At 13, she's developed her own taste in music, one that has diverged from the music that was played in the house through her formative years. I guess it's no different from when I was growing up, when my parents played Neil Diamond, Cat Stevens, and John Denver, and I fell head over heels for Led Zeppelin, The Who, and Yes*.
This weekend, my family and I drove down to Syracuse, NY, to visit a friend and get some shopping in before the Christmas madness sets in. Syracuse is not that far from Ottawa: even in sleet and rain, we made it in three hours. The trip home was even shorter.
During the drive, we listened to music. On the way down, I played songs; on the way home, the kids had the chance to play theirs.
I dreaded listening to my eldest daughter's music. I have heard it wailing from her bedroom and seeping out her headphones.
It's not my cup of tea.
But because I wanted to listen to the lyrics and try to understand what drew my daughter to this music, I had a listen.

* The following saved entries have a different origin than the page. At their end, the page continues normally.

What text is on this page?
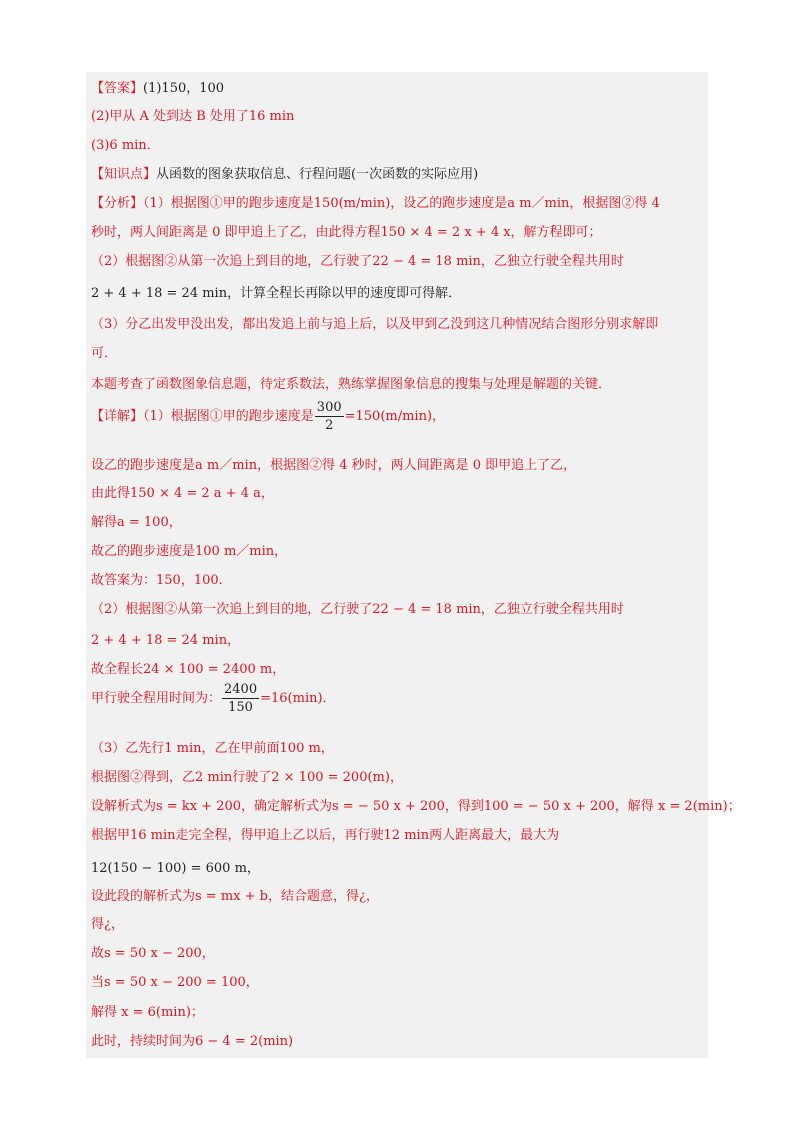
【答案】(1)150，100
(2)甲从 A 处到达 B 处用了16 min
(3)6 min．
【知识点】从函数的图象获取信息、行程问题(一次函数的实际应用)
【分析】（1）根据图①甲的跑步速度是150(m/min)，设乙的跑步速度是a m／min，根据图②得 4
秒时，两人间距离是 0 即甲追上了乙，由此得方程150 × 4 = 2 x + 4 x，解方程即可；
（2）根据图②从第一次追上到目的地，乙行驶了22 − 4 = 18 min，乙独立行驶全程共用时
2 + 4 + 18 = 24 min，计算全程长再除以甲的速度即可得解．
（3）分乙出发甲没出发，都出发追上前与追上后，以及甲到乙没到这几种情况结合图形分别求解即
可．
本题考查了函数图象信息题，待定系数法，熟练掌握图象信息的搜集与处理是解题的关键．
【详解】（1）根据图①甲的跑步速度是 $\frac{300}{2} =150(m/\min)$，
设乙的跑步速度是a m／min，根据图②得 4 秒时，两人间距离是 0 即甲追上了乙，
由此得150 × 4 = 2 a + 4 a，
解得a = 100，
故乙的跑步速度是100 m／min，
故答案为：150，100．
（2）根据图②从第一次追上到目的地，乙行驶了22 − 4 = 18 min，乙独立行驶全程共用时
2 + 4 + 18 = 24 min，
故全程长24 × 100 = 2400 m，
甲行驶全程用时间为： $\frac{2400}{150} =16(\min)$．
（3）乙先行1 min，乙在甲前面100 m，
根据图②得到，乙2 min行驶了2 × 100 = 200(m)，
设解析式为s = kx + 200，确定解析式为s = − 50 x + 200，得到100 = − 50 x + 200，解得 x = 2(min)；
根据甲16 min走完全程，得甲追上乙以后，再行驶12 min两人距离最大，最大为
12(150 − 100) = 600 m，
设此段的解析式为s = mx + b，结合题意，得¿，
得¿，
故s = 50 x − 200，
当s = 50 x − 200 = 100，
解得 x = 6(min)；
此时，持续时间为6 − 4 = 2(min)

I asked her to play her favourite song from her favourite band, My Chemical Romance.
It's called I'm Not Okay (I Promise). Have a listen, but I warn you: if you're not quite awake when you start this video, you will be after the song is over—but not necessarily in a good way.
But the video itself is quite amusing.
I listened to several of this band's songs as we approached home. I have to say, some of the songs weren't that bad. Not my cup of tea, not something I would keep on my Android device, but I have had a taste of what gets my girl grooving and I respect it for what it is.
I still think she's a sweet kid. I hope she stays that way.
* I still like Neil Diamond and Cat Stevens (though I never really liked John Denver). My daughter still likes the music that we played around the house before she developed her new taste.